Qu'en était-il de la relation contractuelle avec l'ESN ? À en croire la Cour des comptes, elle a reposé sur des supports inadaptés. En premier lieu, parce que le projet s'est fondé sur un marché préexistant. Ce qui, en particulier, n'a pas contraint la MOA - non formée aux méthodes agiles, rappelons-le - à cadrer et à formaliser ses besoins. Le nouveau logiciel ne figurait par ailleurs pas dans la liste des 19 applications que couvrait ledit marché.
Autre écueils :
- Une simple obligation de moyens pour un grand nombre de prestations
- Des manquements dans le contrôle des bons de commandes (« imprécis ») et des PV de constatation de service (la majorité non signés)
- Un renouvellement, en mars 2020, de la confiance envers Capgemini... par défaut (seule réponse à l'appel d'offres)
- Deux contrats du même type, pas forcément le plus adapté à un software en cours de développement : un TMA (tierce maintenance applicative)... sans dimensionner en conséquence l'équipe MOA
Les inquiétudes de la Dinsic/Dinum restées sans suite
Vu le coût prévisionnel de Scribe (le projet ne prit ce nom que fin 2017), la Dinsic aurait dû être sollicitée en amont. Ce ne fut pas le cas. En octobre 2019, elle rendait finalement un avis... très réservé. En point d'orgue, le décalage entre les taux d'avancement opérationnel (35 %) et d'exécution budgétaire (68 %). Ses alertes sont restées sans effet, comme allait le démontrer ultérieurement une mission d'appui menée avec le cabinet Bearing Point (coût : 120 000 €).
Une mission ultérieure de sécurisation par la direction du numérique du ministère de l'Intérieur (prix : 250 000 €) allait « [rester] sans effet ».
Dans son bilan, la Dinum avait expliqué craindre la sous-réalisation des tests attendus. En toile de fond, une faible maîtrise interne des technologies que proposait Capgemini. Que ce soit Redis, Kafka ou Spark.

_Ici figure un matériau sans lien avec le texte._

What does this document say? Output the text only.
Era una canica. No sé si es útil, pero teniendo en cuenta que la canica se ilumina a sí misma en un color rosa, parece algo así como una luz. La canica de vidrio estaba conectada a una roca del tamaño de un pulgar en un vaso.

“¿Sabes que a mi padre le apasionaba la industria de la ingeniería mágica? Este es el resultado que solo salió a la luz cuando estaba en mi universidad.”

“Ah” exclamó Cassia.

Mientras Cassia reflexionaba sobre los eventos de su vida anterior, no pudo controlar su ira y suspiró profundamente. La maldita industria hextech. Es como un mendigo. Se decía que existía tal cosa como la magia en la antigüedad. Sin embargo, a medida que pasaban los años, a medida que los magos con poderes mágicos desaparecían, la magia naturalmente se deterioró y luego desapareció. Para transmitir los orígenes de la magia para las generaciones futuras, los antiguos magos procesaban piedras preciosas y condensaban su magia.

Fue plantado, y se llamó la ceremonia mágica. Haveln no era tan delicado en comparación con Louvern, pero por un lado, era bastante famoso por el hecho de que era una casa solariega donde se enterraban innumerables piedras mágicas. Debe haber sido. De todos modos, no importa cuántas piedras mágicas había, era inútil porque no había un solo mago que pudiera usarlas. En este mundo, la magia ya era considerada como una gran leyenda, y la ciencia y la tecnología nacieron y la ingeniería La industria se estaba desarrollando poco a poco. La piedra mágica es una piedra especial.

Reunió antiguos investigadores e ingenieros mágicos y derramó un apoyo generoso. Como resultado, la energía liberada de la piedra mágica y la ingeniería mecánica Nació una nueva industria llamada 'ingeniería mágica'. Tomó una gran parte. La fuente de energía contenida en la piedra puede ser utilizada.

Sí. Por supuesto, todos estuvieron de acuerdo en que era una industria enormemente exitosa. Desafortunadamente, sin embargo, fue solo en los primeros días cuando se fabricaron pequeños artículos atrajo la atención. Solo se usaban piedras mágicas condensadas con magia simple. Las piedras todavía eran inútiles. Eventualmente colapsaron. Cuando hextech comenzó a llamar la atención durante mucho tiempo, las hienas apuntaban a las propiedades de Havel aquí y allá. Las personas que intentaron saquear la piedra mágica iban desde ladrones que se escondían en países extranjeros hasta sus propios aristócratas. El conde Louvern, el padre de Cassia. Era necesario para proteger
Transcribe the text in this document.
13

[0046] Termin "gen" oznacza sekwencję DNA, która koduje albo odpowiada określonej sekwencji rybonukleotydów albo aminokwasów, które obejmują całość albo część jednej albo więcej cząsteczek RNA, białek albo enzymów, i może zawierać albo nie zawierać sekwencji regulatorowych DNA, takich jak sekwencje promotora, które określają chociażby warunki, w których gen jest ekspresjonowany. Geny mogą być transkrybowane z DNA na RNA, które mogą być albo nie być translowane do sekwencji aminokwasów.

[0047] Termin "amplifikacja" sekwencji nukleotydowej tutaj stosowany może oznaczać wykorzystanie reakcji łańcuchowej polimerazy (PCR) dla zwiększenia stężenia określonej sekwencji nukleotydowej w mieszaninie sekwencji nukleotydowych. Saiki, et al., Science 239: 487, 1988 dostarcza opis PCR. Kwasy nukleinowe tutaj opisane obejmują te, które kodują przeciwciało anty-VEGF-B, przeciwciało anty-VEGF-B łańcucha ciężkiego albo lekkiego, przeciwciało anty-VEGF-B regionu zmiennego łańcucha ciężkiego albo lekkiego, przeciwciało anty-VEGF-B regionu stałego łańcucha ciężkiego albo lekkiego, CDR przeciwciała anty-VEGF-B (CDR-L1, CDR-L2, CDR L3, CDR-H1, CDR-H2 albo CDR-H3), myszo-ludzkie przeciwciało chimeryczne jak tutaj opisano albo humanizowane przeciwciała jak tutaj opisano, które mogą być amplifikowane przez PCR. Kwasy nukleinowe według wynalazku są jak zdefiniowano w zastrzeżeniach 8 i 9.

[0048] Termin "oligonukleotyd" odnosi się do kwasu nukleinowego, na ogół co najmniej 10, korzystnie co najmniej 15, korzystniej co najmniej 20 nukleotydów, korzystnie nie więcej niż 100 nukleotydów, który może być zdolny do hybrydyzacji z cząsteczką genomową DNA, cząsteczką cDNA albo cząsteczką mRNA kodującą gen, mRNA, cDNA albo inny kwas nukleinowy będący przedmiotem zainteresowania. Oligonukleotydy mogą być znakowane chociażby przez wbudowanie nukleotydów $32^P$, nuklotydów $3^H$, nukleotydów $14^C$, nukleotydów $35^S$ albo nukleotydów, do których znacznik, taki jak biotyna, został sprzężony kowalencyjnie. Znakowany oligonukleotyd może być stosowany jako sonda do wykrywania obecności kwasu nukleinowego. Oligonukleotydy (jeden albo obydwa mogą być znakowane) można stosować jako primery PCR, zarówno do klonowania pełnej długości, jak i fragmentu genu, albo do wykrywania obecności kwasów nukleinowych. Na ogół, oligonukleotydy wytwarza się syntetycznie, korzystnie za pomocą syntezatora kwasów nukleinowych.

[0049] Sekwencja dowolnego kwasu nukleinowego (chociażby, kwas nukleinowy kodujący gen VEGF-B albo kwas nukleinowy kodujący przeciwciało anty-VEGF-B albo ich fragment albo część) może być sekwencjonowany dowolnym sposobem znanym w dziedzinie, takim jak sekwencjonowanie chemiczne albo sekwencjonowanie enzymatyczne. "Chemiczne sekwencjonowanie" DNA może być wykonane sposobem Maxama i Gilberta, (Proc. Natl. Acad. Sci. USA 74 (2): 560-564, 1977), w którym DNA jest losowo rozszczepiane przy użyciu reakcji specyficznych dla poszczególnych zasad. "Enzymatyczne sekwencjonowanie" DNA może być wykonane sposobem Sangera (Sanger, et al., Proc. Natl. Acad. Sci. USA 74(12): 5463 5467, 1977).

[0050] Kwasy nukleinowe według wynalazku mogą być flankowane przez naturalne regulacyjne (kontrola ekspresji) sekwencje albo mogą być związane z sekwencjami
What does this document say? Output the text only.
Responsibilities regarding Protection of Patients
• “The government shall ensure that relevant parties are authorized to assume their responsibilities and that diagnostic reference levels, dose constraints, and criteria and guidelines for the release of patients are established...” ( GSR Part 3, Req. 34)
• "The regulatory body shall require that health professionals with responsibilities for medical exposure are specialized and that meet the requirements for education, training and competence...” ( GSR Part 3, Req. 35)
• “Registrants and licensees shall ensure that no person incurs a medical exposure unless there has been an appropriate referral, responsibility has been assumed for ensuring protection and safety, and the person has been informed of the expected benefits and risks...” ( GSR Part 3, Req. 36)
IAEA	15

L'ESN avait fini par réaliser un audit interne début 2021. Elle avait alors proposé des changements d'architecture technique. Ses conclusions ont fait l'objet d'une contre-expertise (prix : 135 000 €)... par un concurrent : OCTO Technology (Accenture). Qui avait appelé à une reprise en main interne.
Scribe : une documentation lacunaire...
Entre juillet et octobre 2021, Sopra Steria a réalisé une analyse de la documentation fonctionnelle (prix : 150 000 €). Il en est ressorti, entre autres constats :
- Le peu d'archives sur les réunions de cadrage (ne permettant de rendre compte ni de leur périodicité réelle, ni du contenu des sujets abordés)
- L'absence totale, côté MOA, de méthodologie de rédaction pour les spécifications fonctionnelles générales
- La rédaction rétroactive de certaines spécification fonctionnelles
- Le défaut de maquettes pour valider la compréhension des besoins exprimés
Quant à la stratégie de déploiement, elle est « restée embryonnaire ». D'une part, parce que pas définie au-delà de trois sites pilotes (commissariats de Paris 14e, de Metz et de Conflans-Sainte-Honorine). De l'autre, par l'absence de plan de formation pour les 95 000 utilisateurs potentiels.
... et un manque de transparence
La Cour des comptes regrette aussi un « manque d'information à l'endroit du Parlement ». « D'autant plus critiquable que le programme Scribe faisait partie des 50 grands projets informatiques suivis au niveau interministériel ».
L'étude Mareva (méthode d'analyse et de remontée de valeur) ne fut réalisée qu'en 2019. Le budget alors estimé a été dépassé. Au total, le programme a englouti 13,28 M€ de coûts directs. Dont plus de 8 M€ pour Capgemini. C'est sans compter le maintien de l'existant en condition opérationnelle par Sopra Steria.
La lettre de mission au premier chef de projet MOA ne fixait aucune échéance. Elle demandait simplement la mise en place d'un « dispositif d'alerte en cas de dérivé calendaire ». La deuxième fixait pour seule échéance la réalisation d'un cadrage fonctionnel pour mars 2022.
Le scénario envisagé à l'heure actuelle consisterait à doter la police nationale d'un nouvel outil à l'horizon 2024. En laissant la porte ouverte à une « convergence à terme » avec la gendarmerie. Budget estimé : 30 M€, sous réserve d'une éventuelle réutilisation des prestations réalisées dans le cadre du projet Scribe.